Tal estratégia poderia aliar-se a técnicas capitalísticas em certas indústrias cujo leque de alternativas técnicas fosse reduzido, criando-se assim uma estrutura bietecnológica à semelhança da japonesa. A obtenção dos objetivos acima citados redundaria numa ampliação do mercado consumidor local, além das vantagens sociais e políticas decorrentes de uma taxa de empregos mais elevada. A existência de um mercado consumidor local possibilitaria a expansão do setor de bens de consumo, o que tornaria a economia nordestina menos sensível a flutuações conjunturais no Centro-Sul, alastradas mediante o mecanismo do acelerador. Além disso, seria possível atingir certa autossuficiência, pelo menos no que se refere a bens alimentares e manufaturados simples. Não menos importante seria o aspecto redistributivo da renda de uma política que incrementasse a absorção de mão-de-obra mediante o amparo à agricultura e à pequena e média empresa, como também a menor dependência externa decorrente de uma estrutura com menor coeficiente de importações. Finalmente, gostaria de abordar um aspecto cujo estudo mais detalhado não cabe nesta análise, que é o problema da política demográfica. Infelizmente, tal assunto é geralmente tratado com uma excessiva carga de emotividade, que impede a análise objetiva da questão.


Dificilmente poder-se-á absorver os incrementos na força de trabalho de uma população, cuja taxa de crescimento é de aproximadamente 3% ao ano, em decorrência da inevitável dependência tecnológica a países que contam com escassez de mão-de-obra. Considerando-se afinal que transferências populacionais maciças são totalmente inviáveis, tanto do ponto de vista econômico quanto social, a única alternativa que resta é o controle da natalidade. A região nordestina, típica das regiões de baixa renda, conta com uma população jovem cuja relação dependentes/assalariados é alta e com elevada taxa de crescimento demográfico.
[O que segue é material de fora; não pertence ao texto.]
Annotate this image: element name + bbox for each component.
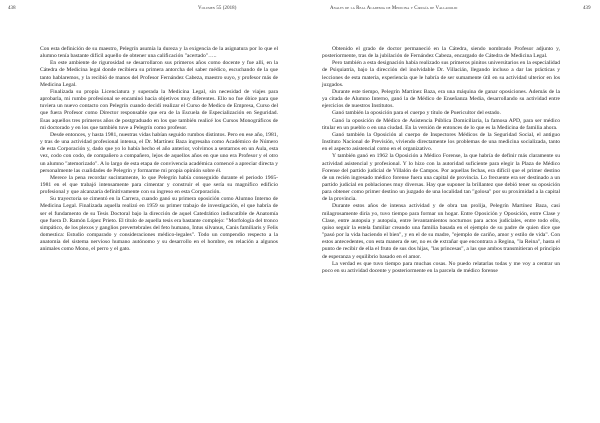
- paragraph: Obtenido el grado de doctor permaneció en la Cátedra, siendo nombrado Profesor adjunto y, posteriormente, tras de la jubilación de Fernández Cabeza, encargado de Cátedra de Medicina Legal.: [322, 46, 560, 60]
- paragraph: Ganó la oposición de Médico de Asistencia Pública Domiciliaria, la famosa APD, para ser médico titular en un pueblo o en una ciudad. En la versión de entonces de lo que es la Medicina de familia ahora.: [322, 117, 560, 131]
- left-body-text: [40, 46, 278, 254]
- right-body-text: [322, 46, 560, 275]
- paragraph: Durante este tiempo, Pelegrín Martínez Baza, era una máquina de ganar oposiciones. Además de la ya citada de Alumno Interno, ganó la de Médico de Enseñanza Media, desarrollando su actividad entre ejercicios de nuestros Institutos.: [322, 88, 560, 110]
- left-page-number: 438: [8, 6, 16, 11]
- paragraph: Durante estos años de intensa actividad y de obra tan prolija, Pelegrín Martínez Baza, casi milagrosamente diría yo, tuvo tiempo para formar un hogar. Entre Oposición y Oposición, entre Clase y Clase, entre autopsia y autopsia, entre levantamientos nocturnos para actos judiciales, entre todo ello, quiso seguir la estela familiar creando una familia basada en el ejemplo de su padre de quien dice que "pasó por la vida haciendo el bien", y en el de su madre, "ejemplo de cariño, amor y estilo de vida". Con estos antecedentes, con esta manera de ser, no es de extrañar que encontrara a Regina, "la Reina", hasta el punto de recibir de ella el fruto de sus dos hijas, "las princesas", a las que ambos transmitieran el principio de esperanza y equilibrio basado en el amor.: [322, 203, 560, 260]
- paragraph: Desde entonces, y hasta 1981, nuestras vidas habían seguido rumbos distintos. Pero en ese año, 1981, y tras de una actividad profesional intensa, el Dr. Martínez Baza ingresaba como Académico de Número de esta Corporación y, dado que yo lo había hecho el año anterior, volvimos a sentarnos en un Aula, esta vez, codo con codo, de compañero a compañero, lejos de aquellos años en que uno era Profesor y el otro un alumno "atemorizado". A lo largo de esta etapa de convivencia académica comencé a apreciar directa y personalmente las cualidades de Pelegrín y formarme mi propia opinión sobre él.: [40, 131, 278, 174]
- paragraph: En este ambiente de rigurosidad se desarrollaron sus primeros años como docente y fue allí, en la Cátedra de Medicina legal donde recibiera su primera antorcha del saber médico, escuchando de la que tanto hablaremos, y la recibió de manos del Profesor Fernández Cabeza, maestro suyo, y profesor más de Medicina Legal.: [40, 60, 278, 88]
- paragraph: La verdad es que tuvo tiempo para muchas cosas. No puedo relatarlas todas y me voy a centrar un poco en su actividad docente y posteriormente en la parcela de médico forense: [322, 260, 560, 274]
- paragraph: Su trayectoria se cimentó en la Carrera, cuando ganó su primera oposición como Alumno Interno de Medicina Legal. Finalizada aquella realizó en 1959 su primer trabajo de investigación, el que habría de ser el fundamento de su Tesis Doctoral bajo la dirección de aquel Catedrático indiscutible de Anatomía que fuera D. Ramón López Prieto. El título de aquella tesis era bastante complejo: "Morfología del tronco simpático, de los plexos y ganglios prevertebrales del feto humano, Intus silvanus, Canis familiaris y Felis domestica: Estudio comparado y consideraciones médico-legales". Todo un compendio respecto a la anatomía del sistema nervioso humano autónomo y su desarrollo en el hombre, en relación a algunos animales como Mono, el perro y el gato.: [40, 196, 278, 253]
- right-page-number: 439: [583, 6, 591, 11]
- right-running-head: Anales de la Real Academia de Medicina y Cirugía de Valladolid: [330, 6, 458, 11]
- left-running-head: Volumen 55 (2018): [198, 6, 237, 11]
- paragraph: Merece la pena recordar sucintamente, lo que Pelegrín había conseguido durante el periodo 1965-1981 en el que trabajó intensamente para cimentar y construir el que sería su magnífico edificio profesional y que alcanzaría definitivamente con su ingreso en esta Corporación.: [40, 174, 278, 196]
- paragraph: Con esta definición de su maestro, Pelegrín asumía la dureza y la exigencia de la asignatura por lo que el alumno tenía bastante difícil aquello de obtener una calificación "acertado"…..: [40, 46, 278, 60]
- paragraph: Y también ganó en 1962 la Oposición a Médico Forense, la que habría de definir más claramente su actividad asistencial y profesional. Y lo hizo con la autoridad suficiente para elegir la Plaza de Médico Forense del partido judicial de Villalón de Campos. Por aquellas fechas, era difícil que el primer destino de un recién ingresado médico forense fuera una capital de provincia. Lo frecuente era ser destinado a un partido judicial en poblaciones muy diversas. Hay que suponer la brillantez que debió tener su oposición para obtener como primer destino un juzgado de una localidad tan "golosa" por su proximidad a la capital de la provincia.: [322, 153, 560, 203]
- right-page: [300, 0, 600, 423]
- paragraph: Finalizada su propia Licenciatura y superada la Medicina Legal, sin necesidad de viajes para aprobarla, mi rumbo profesional se encaminó hacia objetivos muy diferentes. Ello no fue óbice para que tuviera un nuevo contacto con Pelegrín cuando decidí realizar el Curso de Medico de Empresa, Curso del que fuera Profesor como Director responsable que era de la Escuela de Especialización en Seguridad. Esas aquellos tres primeros años de postgraduado en los que también realicé los Cursos Monográficos de mi doctorado y en los que también tuve a Pelegrín como profesor.: [40, 88, 278, 131]
- paragraph: Pero también a esta designación había realizado sus primeros pinitos universitarios en la especialidad de Psiquiatría, bajo la dirección del inolvidable Dr. Villacián, llegando incluso a dar las prácticas y lecciones de esta materia, experiencia que le habría de ser sumamente útil en su actividad ulterior en los juzgados.: [322, 60, 560, 88]
- paragraph: Ganó también la oposición para el cuerpo y título de Puericultor del estado.: [332, 110, 501, 117]
- paragraph: Ganó también la Oposición al cuerpo de Inspectores Médicos de la Seguridad Social, el antiguo Instituto Nacional de Previsión, viviendo directamente los problemas de una medicina socializada, tanto en el aspecto asistencial como en el organizativo.: [322, 131, 560, 153]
Criam-se com isso dois efeitos importantes, além do óbvio decréscimo da renda per capita mediante o crescimento do denominador da relação: uma população economicamente ativa consome mais e, consequentemente, investe menos; e, em segundo lugar, uma parcela maior dos investimentos efetuados estará necessariamente comprometida com investimentos sociais e de infraestrutura diretamente correlacionadas com o montante da população, além de se tornarem necessários maiores investimentos para manter a renda per capita constante. Assim sendo, ainda com uma taxa de crescimento populacional reduzida, haverá durante dois ou três decênios o mesmo número de trabalhadores disponíveis. A relação dependentes/assalariados, no entanto, tenderia a cair imediatamente, com óbvias consequências no crescimento da renda per capita. Uma redução linear de 50% na fecundidade, em 25 anos, proporciona, em três decênios, uma renda por consumidor cerca de 38 a 50% mais alta do que com uma taxa de natalidade constante. Em mais 25 anos, a renda por consumidor seria cerca de 100% mais alta. O mínimo que se poderia fazer é abrir o problema do controle da natalidade para discussão.